August 5 is International Forgiveness Day and August 27 is Global Forgiveness Day. In response to these two holidays we asked Anna McCarthy, author of Forgiveness is Not an Option, to share her thoughts on forgiving in difficult situations.
It’s true with all of us. We hear the word “forgive” and we immediately think of that paramount event in our life that left us crumbled. Where either our heart was shattered, trust was broken or another seemingly unforgiveable act took place. As true as it is that these events do require our hearts to move towards forgiveness, how often do we stop there?
I fear that it isn’t always the tragedies in our life that lead our hearts into bitterness, but often the less noticeable offenses. The ones we are quick to brush aside because it doesn’t seem like “that big of a deal”. Areas where our pride steps in and readily moves past the offense not wanting to admit we were actually hurt. You see, forgiveness isn’t always wrapped up in a tragedy. The kind of forgiveness that Jesus teaches in scripture is daily…repetitive even. We learn of this kind of forgiveness through Peter’s questioning of Jesus on the subject, “Then Peter came to Jesus and asked, ‘Lord, how many times shall I forgive my brother or sister who sins against me? Up to seven times?’ Jesus answered, ‘I tell you, not seven times, but seventy-seven times.’”. (Matthew 18:20-22) Right here we see that this was an offense that had the opportunity to occur often…even with the same person!

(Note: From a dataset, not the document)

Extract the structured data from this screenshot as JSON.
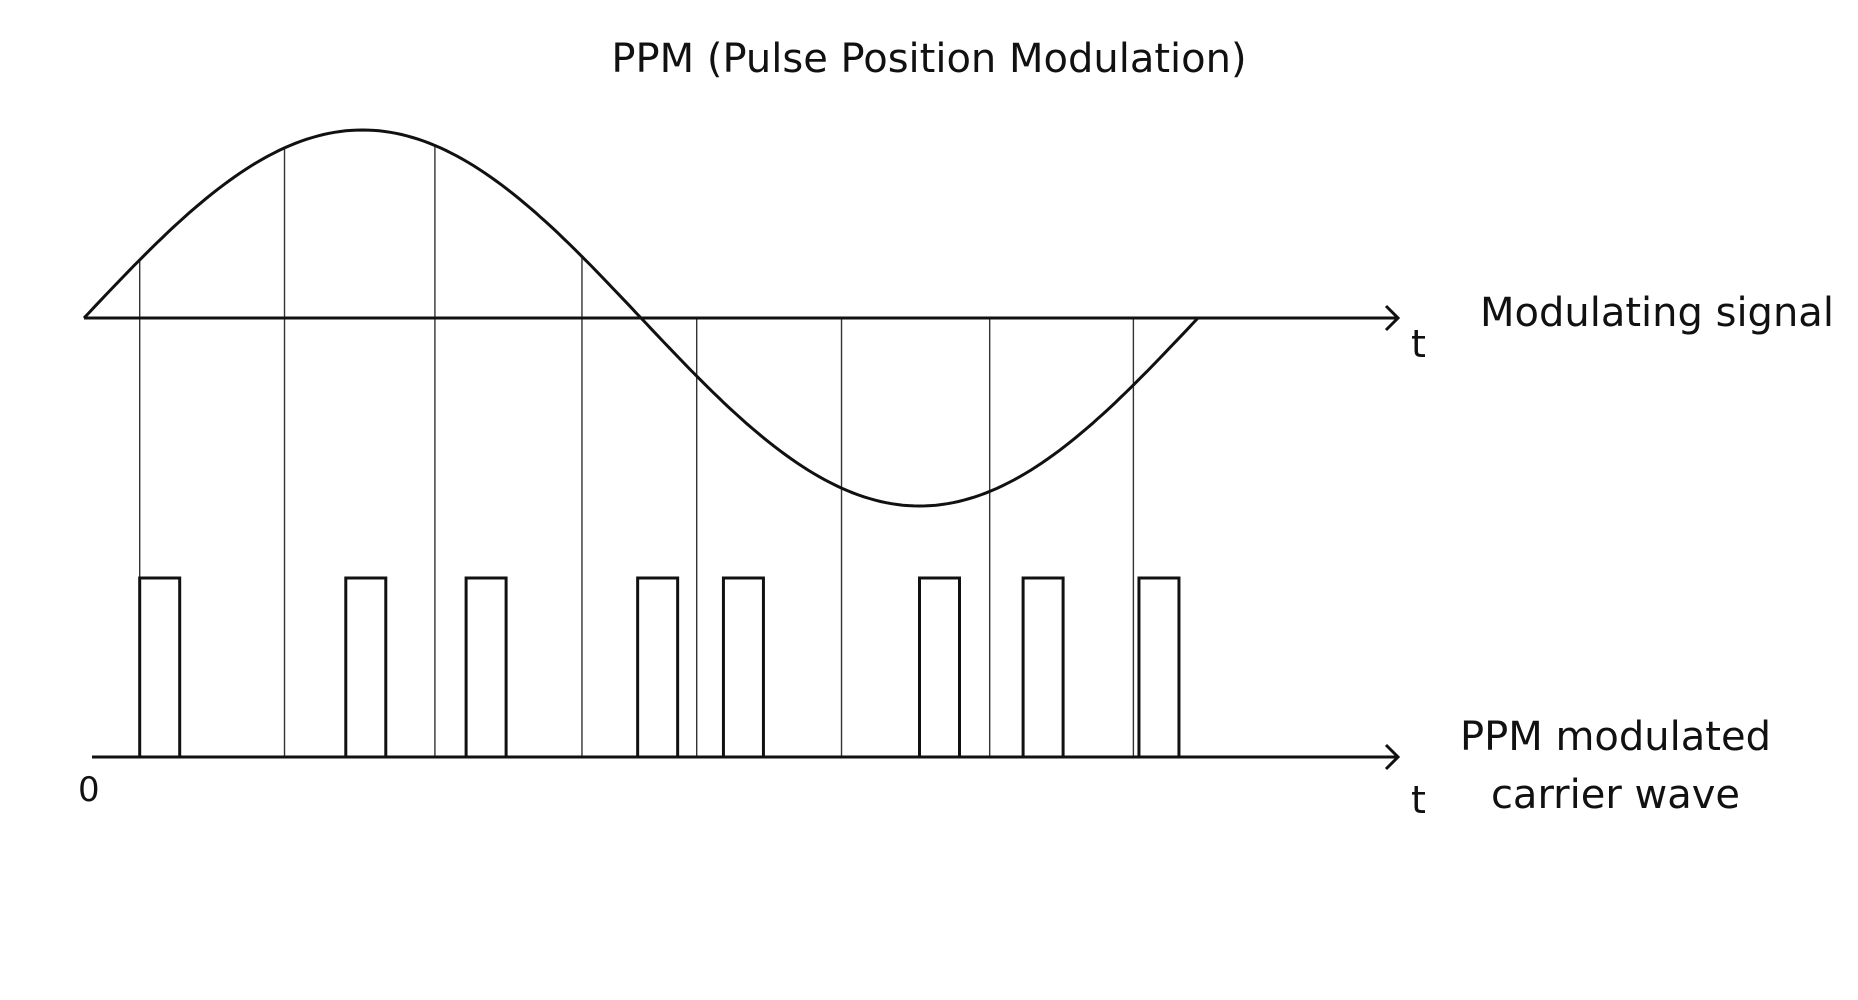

When someone hurts or offends you on a small level, the first act of forgiveness can come somewhat easily. It is the second, third and fourth time where we start thinking that we either should just toughen up and not let it get to us, or just swallow it and move on because obviously their behavior isn’t going to change. This is where I believe many of us unknowingly open a crevice in our hearts to bitterness. It’s quiet at first, not obvious on the surface and yet over time can lead to one very hardened heart.
Admit to the Hurt
So, what do we do in these moments of mundane offenses? First, we must validate that we are hurt. We can’t begin to forgive someone that we are unwilling to admit hurt us! In that moment when someone’s words or actions sting, stop yourself and internally admit that you are offended. Quietly tell the Lord that you are hurt and why. Then, make the choice to forgive. Tell the Lord that you forgive them. And, what if even after this prayer you still feel angry or bothered? Pray for them. Our hearts are hardwired to soften towards those whom we choose to genuinely pray for. I believe this is one of the reasons Jesus teaches us in scripture to pray for our enemies.
This daily act of forgiveness may seem somewhat insignificant, yet this is much more powerful than we often realize. These small acts of forgiveness protect our hearts, keeping them tender, soft and open.
Whether your life has been met with tragedy or not, I encourage you to look past the glaring offenses in your life and dig a little deeper into the smaller ones. Then ask yourself the question, “Who do I need to forgive?”